Hi👋,I am Jue Wang, an MS student at Southern University of Science and Technology and Shenzhen Institute of Advanced Technology (SIAT), CAS .

🔥🔥🔥I am looking for a Ph.D. position.Here is my CV.If you would like to discuss potential opportunities or learn more about my qualifications, please feel free to contact me jue.wang.info@gmail.com.

My research interest mainly includes:

  • Multi-modal LLM: LLM Reasoning, LLM Application.
  • Diffusion model: High Quality and Stable Image Generation.
  • Nerf/3D GS: 3D Scene Reconstruction.
  • Multispectral Detection: Multispectral/Hyperspectral Imaging and Detection.

📖 Educations

  • 2022.08 - now, Southern University of Science and Technology, Master in Electronic and Information Engineering.
  • 2018.08 - 2022.06, Northeastern University, Bachelor in Information and Computing Science.

🔥 News

  • 2024.07: Our paper about invisible gas detection is accepted by CVIU (JCR Q1, CCF rank B). 🎉.
  • 2024.06: We propose a new task and benchmark about understanding emotional triggers. Checkout the EmCoBench.
  • 2024.03: We published a paper about RGB-T gas detection. Checkout the Invisable Gas Detection.

📝 Publications

Working in Progress: CVIU (1: Accepted); AAAI (2: Under Review);

Arxiv
flexedit

FlexEdit: Marrying Free-Shape Masks to VLLM for Flexible Image Editing

Jue Wang*, Yuxiang Lin*, Tianshuo Yuan, Zhi-Qi Cheng, Xiaolong Wang, Jiao GH, Wei Chen, Xiaojiang Peng (* denotes equal contribution)

Arxiv | [Paper]

  • We propose FlexEdit, an end-to-end image editing method that combines free-shape masks and language instructions, overcoming the limitations of traditional methods that require precise mask drawing.
  • We introduce the Mask Enhanced Adapter (MEA) structure that seamlessly enhance the mask embedding of the Vision Large Language Model (VLLM) with image data, enhancing the model’s ability to understand and execute complex editing tasks.
  • We create the Free Shape Mask Instruction Edit (FSIM-Edit) benchmark, which includes a comprehensive dataset with diverse scenarios and editing instructions, to rigorously evaluate the performance of image editing models under free-shape mask conditions.
CVIU
gas

Invisible Gas Detection: An RGB-Thermal Cross Attention Network and A New Benchmark

Jue Wang*, Yuxiang Lin*, Qi Zhao, Dong Luo, Shuaibao Chen, Wei Chen, Xiaojiang Peng (* denotes equal contribution)

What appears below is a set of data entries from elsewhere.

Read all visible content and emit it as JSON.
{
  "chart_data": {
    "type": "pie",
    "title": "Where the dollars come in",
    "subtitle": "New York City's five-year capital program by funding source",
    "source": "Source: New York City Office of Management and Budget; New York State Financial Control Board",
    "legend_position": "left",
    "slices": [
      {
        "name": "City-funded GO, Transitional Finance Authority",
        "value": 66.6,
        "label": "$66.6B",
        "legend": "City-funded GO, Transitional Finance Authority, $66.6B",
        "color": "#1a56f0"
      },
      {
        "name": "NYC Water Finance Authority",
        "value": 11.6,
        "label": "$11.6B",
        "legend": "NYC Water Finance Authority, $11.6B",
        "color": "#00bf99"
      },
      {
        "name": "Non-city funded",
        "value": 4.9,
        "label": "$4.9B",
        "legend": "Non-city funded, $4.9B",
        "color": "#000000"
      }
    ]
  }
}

CVIU(JCR Q1, CCF-B) | [Paper][Code]

  • We design the RGB-Thermal Cross Attention Network for invisible gas detection, by effectively integrating texture information from RGB images and gas information from thermal images.
  • We propose the RGB-assisted Cross Attention Module and the Global Textual Attention Module for cross modality feature fusion and diverse contextual information extraction.
  • We introduce Gas-DB, the first comprehensive open-source gas detection database, including approximately 1.3K well-annotated RGB-thermal images for gas detection algorithms.

💻 Experience

  • 2023.12 - now, Research Intern, MIPS-Lab.
  • 2023.06 - 2023.07, Teaching Assistant, OpenMMLab

🎖 Honors and Awards

  • 2024.01 Outstanding Graduate Student of Southern University of Science and Technology for the Academic Year 2022-2023.
  • 2023.03 Winner Award in the 18th “Challenge Cup” SUSTech Inramural Competition.